一騎「俺には平和はつくれない。でも、敵と対話できる人たちがいる。彼らを守るために、俺の命を使いたい」
(『THE FOLLOWER2』)

「自分たちではみんなを守れないからせめて未来の対話の力を守ろう」になる。
マークザインの存在、総士とのツインドックによる万能感が底を尽き、新たな選択をする。

一騎「自分なんかいなくなればいいと思ってファフナーに乗った。なのに……自分がいる理由を探して、ずっと乗りつづけた。選ぶよ。まだ俺にも命の使い道があるなら、それを知るために生きたい」
(24話)

そして生まれ変わる。

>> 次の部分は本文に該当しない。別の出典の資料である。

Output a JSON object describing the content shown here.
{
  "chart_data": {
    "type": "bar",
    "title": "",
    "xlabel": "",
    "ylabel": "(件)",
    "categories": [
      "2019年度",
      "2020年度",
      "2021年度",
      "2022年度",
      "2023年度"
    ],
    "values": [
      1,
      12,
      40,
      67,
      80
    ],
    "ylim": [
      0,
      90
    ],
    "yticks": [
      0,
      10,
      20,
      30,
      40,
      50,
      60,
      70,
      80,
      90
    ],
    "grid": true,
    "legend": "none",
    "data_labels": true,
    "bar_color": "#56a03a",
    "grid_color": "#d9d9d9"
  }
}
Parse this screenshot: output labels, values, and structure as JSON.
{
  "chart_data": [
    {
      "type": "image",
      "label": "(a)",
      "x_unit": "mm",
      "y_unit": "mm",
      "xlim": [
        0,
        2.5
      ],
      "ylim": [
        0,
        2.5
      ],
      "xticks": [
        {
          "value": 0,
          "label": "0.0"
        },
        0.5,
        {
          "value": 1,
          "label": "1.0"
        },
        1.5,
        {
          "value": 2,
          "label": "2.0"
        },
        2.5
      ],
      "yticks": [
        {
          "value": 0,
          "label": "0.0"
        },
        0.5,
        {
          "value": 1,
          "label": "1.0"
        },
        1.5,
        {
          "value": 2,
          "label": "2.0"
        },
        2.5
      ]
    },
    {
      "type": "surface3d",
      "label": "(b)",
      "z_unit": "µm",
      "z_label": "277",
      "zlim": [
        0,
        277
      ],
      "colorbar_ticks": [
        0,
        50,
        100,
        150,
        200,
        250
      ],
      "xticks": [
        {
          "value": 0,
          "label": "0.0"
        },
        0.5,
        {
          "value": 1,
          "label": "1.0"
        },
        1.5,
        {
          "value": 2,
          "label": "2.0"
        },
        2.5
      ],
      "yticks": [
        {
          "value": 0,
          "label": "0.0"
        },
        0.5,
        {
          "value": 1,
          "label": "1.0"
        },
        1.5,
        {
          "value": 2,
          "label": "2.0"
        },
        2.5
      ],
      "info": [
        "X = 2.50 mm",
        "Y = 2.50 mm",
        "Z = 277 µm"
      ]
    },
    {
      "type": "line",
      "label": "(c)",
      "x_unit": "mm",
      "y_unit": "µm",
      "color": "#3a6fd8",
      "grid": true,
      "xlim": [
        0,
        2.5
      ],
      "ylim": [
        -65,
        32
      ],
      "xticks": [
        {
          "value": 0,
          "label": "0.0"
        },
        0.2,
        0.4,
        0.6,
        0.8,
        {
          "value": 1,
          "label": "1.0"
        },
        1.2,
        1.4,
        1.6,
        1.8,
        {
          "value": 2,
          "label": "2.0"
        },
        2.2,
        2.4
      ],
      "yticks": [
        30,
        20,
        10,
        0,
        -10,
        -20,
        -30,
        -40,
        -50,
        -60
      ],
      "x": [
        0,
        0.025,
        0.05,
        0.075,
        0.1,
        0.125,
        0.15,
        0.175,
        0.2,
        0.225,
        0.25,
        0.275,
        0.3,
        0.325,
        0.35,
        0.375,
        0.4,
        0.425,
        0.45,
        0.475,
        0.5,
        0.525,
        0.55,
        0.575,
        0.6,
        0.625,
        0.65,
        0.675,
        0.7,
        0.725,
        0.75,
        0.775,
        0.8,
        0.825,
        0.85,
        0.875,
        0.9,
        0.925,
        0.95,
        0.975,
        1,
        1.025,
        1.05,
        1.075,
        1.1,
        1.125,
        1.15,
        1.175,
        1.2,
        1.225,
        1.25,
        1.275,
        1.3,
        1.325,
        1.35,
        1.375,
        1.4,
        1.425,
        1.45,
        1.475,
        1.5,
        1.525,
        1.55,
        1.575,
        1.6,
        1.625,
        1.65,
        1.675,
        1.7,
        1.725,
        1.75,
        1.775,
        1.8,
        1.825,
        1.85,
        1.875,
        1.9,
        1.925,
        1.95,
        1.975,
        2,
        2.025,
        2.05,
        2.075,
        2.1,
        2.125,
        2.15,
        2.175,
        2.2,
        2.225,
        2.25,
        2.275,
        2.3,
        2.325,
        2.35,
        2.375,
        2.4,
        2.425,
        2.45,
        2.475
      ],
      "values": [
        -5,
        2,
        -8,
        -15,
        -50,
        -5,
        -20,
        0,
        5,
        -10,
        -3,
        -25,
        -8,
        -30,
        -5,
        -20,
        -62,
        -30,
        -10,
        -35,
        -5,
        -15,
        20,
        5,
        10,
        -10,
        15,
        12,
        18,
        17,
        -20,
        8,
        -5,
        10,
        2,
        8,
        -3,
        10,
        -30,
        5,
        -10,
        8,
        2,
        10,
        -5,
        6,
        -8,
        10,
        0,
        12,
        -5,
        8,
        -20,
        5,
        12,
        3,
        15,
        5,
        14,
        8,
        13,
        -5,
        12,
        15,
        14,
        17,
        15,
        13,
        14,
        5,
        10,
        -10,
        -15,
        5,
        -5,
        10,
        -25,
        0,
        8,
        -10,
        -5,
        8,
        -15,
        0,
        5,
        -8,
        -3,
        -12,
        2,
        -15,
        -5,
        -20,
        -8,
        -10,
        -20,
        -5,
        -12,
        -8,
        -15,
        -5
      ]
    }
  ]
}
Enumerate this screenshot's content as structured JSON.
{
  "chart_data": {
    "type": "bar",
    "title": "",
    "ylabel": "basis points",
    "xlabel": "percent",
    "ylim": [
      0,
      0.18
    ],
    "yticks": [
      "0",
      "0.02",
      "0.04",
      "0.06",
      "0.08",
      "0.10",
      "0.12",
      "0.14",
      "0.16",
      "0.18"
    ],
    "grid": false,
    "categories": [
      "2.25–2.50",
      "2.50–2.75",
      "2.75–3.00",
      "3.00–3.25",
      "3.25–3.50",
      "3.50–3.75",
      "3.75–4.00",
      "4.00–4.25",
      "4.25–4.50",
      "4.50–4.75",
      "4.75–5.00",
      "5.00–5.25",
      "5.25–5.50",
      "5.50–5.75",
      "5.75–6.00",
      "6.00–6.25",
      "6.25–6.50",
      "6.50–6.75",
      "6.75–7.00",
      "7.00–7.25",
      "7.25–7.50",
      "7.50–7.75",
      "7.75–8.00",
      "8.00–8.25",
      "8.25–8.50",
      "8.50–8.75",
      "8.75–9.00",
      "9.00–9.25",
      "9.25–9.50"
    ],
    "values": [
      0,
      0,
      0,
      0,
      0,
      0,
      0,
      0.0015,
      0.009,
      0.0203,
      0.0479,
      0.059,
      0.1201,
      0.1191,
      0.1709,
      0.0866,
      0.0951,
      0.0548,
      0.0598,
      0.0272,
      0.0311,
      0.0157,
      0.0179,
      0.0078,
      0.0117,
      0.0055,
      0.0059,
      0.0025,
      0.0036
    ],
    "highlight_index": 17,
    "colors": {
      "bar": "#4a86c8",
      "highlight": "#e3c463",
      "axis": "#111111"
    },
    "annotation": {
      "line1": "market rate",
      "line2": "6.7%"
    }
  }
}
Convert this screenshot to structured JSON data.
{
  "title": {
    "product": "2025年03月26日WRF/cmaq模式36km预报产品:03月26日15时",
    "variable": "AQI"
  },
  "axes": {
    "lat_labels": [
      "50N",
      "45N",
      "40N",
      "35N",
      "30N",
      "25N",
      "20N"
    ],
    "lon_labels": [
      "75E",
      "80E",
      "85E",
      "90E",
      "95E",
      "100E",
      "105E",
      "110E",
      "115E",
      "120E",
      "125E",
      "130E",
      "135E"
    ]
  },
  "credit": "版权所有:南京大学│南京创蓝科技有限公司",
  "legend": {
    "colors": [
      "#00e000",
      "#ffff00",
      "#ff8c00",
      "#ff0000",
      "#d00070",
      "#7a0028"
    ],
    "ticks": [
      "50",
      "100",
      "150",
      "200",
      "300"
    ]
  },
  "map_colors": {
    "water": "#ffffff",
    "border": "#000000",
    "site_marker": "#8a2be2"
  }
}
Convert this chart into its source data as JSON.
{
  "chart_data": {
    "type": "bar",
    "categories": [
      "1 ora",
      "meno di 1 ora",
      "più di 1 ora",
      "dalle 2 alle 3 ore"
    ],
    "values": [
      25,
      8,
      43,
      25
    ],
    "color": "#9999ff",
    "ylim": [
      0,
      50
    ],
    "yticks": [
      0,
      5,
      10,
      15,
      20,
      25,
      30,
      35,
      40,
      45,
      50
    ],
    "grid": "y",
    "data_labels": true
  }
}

永遠の命ではない。

自分のために戦い存在したいエゴをまだ抱えていた序盤。
自分ではなく未知の希望のために戦うことを少しずつ選択"していった"EXODUS。
この帰結として、今までのエゴを否定し利他を選んだのが一騎の生まれ変わりの肝だと思う。



というのが一連の一騎解釈です。
生まれ変わったら総士の傷も一騎の右腕も癒されてしまうのは「傷つけた過去を受容する」表れであると。

前回のファフナー記事から1年以上経ってた。
一騎と真矢ちゃんの話書きたいけどBEYOND見るまでぜったい書けない……。
BEYOND劇場版かTVシリーズかをはやく教えてくれ。夏か。夏なのか。